Kemal Kılıçdaroğlu, leader of the Republican People's Party and İzmir deputy, became the joint presidential candidate of the Nation Alliance in the 2023 Turkish presidential election.

Background 
Kemal Kılıçdaroğlu, who was elected as the leader of the Republican People's Party in 2010, did not run for the presidency in the 2014 and 2018 elections. He hinted for the first time that he could run for the presidency in the 2023 election during the budget discussions in the Turkish Grand National Assembly in December 2020. Later, he made other statements stating that he could be a candidate on different dates. For Ekrem İmamoğlu and Mansur Yavaş, the mayors of Istanbul and Ankara, who are among the possible candidates of the CHP, Kılıçdaroğlu's statement that they should continue their duties and their support for Kılıçdaroğlu paved the way for Kılıçdaroğlu's candidacy.

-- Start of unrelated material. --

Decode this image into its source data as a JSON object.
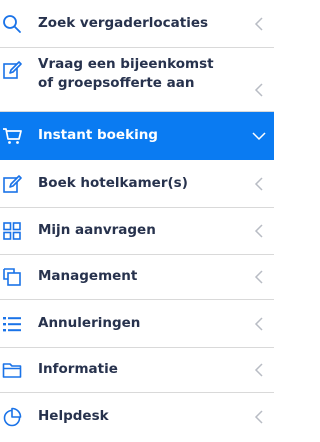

The Table of Six, formed by the expansion of the Nation Alliance, discussed the joint presidential candidate for the first time at its 11th meeting on 26 January 2023. While the joint candidate was scheduled to be announced on 13 February, the nomination process was postponed due to the 2023 Turkey–Syria earthquake on 6 February that affected 11 provinces. At the Table of Six meeting on 2 March, it was announced that a consensus was reached on the joint candidate and the candidate would be announced on March 6. Upon the Good Party's General Administrative Board's opposition to Kılıçdaroğlu's candidacy, Chairman Meral Akşener called for candidacy for İmamoğlu and Yavaş. İmamoğlu and Yavaş responded negatively to this call and declared that they support Kılıçdaroğlu. Later, the Good Party supported Kılıçdaroğlu's candidacy in exchange for İmamoğlu and Yavaş being the vice president along with the five leaders of the Table of Six, and after the Table meeting on 6 March, Kılıçdaroğlu was announced as the joint candidate.

Campaign 

After it was announced that he was the joint candidate of the Nation Alliance, Kılıçdaroğlu made a speech in front of the CHP Headquarters. On 7 March, at the parliamentary group meeting, the party announced that he was leaving the group presidency. On 10 March, Kılıçdaroğlu  went to the earthquake zone, visited Malatya and Kahramanmaraş, and spent the night in a tent in Nurhak. The candidacy launch, which was planned to be held on 12 March, was postponed as it had not been forty days since the earthquake. On the same day, a video containing sections of Kılıçdaroğlu's speeches was shared from the official social media accounts of the CHP. Kılıçdaroğlu held the first meeting in Hatay on 14 March after he left the group presidency. He went to Şanlıurfa, where there was a flood on 15 March. He went to Northern Cyprus on 16 March and visited the families of Cypriot students who died in the Kahramanmaraş earthquakes. Kılıçdaroğlu, who met with the Workers' Party of Turkey and the Left Party three days before the announcement of his candidacy, announced that he would meet on 17 March in the Independent Turkey Party and the National Road Party.